O formaldeído penetra nas células, reticulando proteínas com proteínas e proteínas com ácidos nucléicos. O metanol desloca a água do tecido e coagula as proteínas. O ácido acético causa acidificação intracelular e inchaço do tecido, neutralizando assim o encolhimento do tecido causado pelo metanol.

A fixação inativa as enzimas e estabiliza a morfologia do tecido para coloração subsequente. Remova o excesso de fixadores usando tampão. Incube o tecido com eosina Y, um corante ácido.

A eosina penetra nas células fixas e entra no citoplasma.
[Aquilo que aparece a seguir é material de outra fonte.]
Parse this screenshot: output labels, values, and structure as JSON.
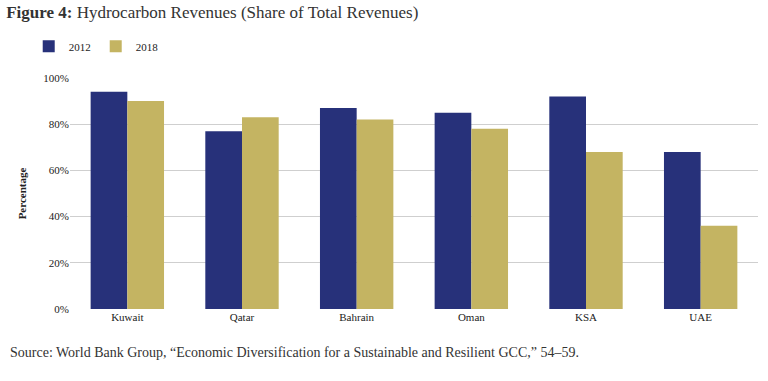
{
  "chart_data": {
    "type": "bar",
    "title": "Figure 4: Hydrocarbon Revenues (Share of Total Revenues)",
    "y_label": "Percentage",
    "source": "Source: World Bank Group, “Economic Diversification for a Sustainable and Resilient GCC,” 54–59.",
    "categories": [
      "Kuwait",
      "Qatar",
      "Bahrain",
      "Oman",
      "KSA",
      "UAE"
    ],
    "series": [
      {
        "name": "2012",
        "color": "#27317a",
        "values": [
          94,
          77,
          87,
          85,
          92,
          68
        ]
      },
      {
        "name": "2018",
        "color": "#c4b462",
        "values": [
          90,
          83,
          82,
          78,
          68,
          36
        ]
      }
    ],
    "ylim": [
      0,
      100
    ],
    "yticks": [
      {
        "value": 0,
        "label": "0%"
      },
      {
        "value": 20,
        "label": "20%"
      },
      {
        "value": 40,
        "label": "40%"
      },
      {
        "value": 60,
        "label": "60%"
      },
      {
        "value": 80,
        "label": "80%"
      },
      {
        "value": 100,
        "label": "100%"
      }
    ],
    "grid": true,
    "legend": "top left"
  }
}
O ambiente ácido do citoplasma, proveniente do tratamento com ácido acético, causa protonação máxima de grupos amino de proteínas citoplasmáticas.

A eosina, com grupos funcionais carregados negativamente, interage eletrostaticamente com grupos protonados de proteínas, formando um complexo corante-proteína estável, e cora o citoplasma de rosa após o acúmulo. Após a incubação, corte o rim corado em pequenos pedaços, seguido de desidratação do tecido no aumento das concentrações de etanol.

Incorpore o tecido renal em cera de parafina. Obtenha seções finas de tecido usando um micrótomo. Além disso, reidratar as seções para análise microscópica.

Os núcleos das células não coradas aparecem brancos contra um citoplasma corado de rosa, permitindo a visualização de microestruturas renais, como túbulos contorcidos proximais, compreendendo células epiteliais com bordas em escova, ou ductos coletores, que são revestidos com células epiteliais achatadas sem bordas em escova.

Comece fixando as amostras de tecido mole. Encha um tubo de centrífuga de 50 mililitros com uma solução fixadora contendo 9,5 mililitros de formaldeído a 4% e 0,5 mililitros de ácido acético glacial. Adicione a amostra de tecido mole ao tubo da centrífuga e leve à geladeira por 24 a 72 horas.

Após a refrigeração, lave a amostra de tecido mole com solução de DPBS por 1 hora. Em seguida, core a amostra colocando-a em 2 mililitros de solução de coloração Y de eosina e incube-a em uma placa de agitação horizontal por 24 horas.

No dia seguinte, retire cuidadosamente a amostra de tecido mole do recipiente de amostra e remova o excesso de agente de coloração com papel de seda de celulose. Coloque-o em um recipiente cônico acima de uma fase de vapor de etanol para armazenamento e uso posterior.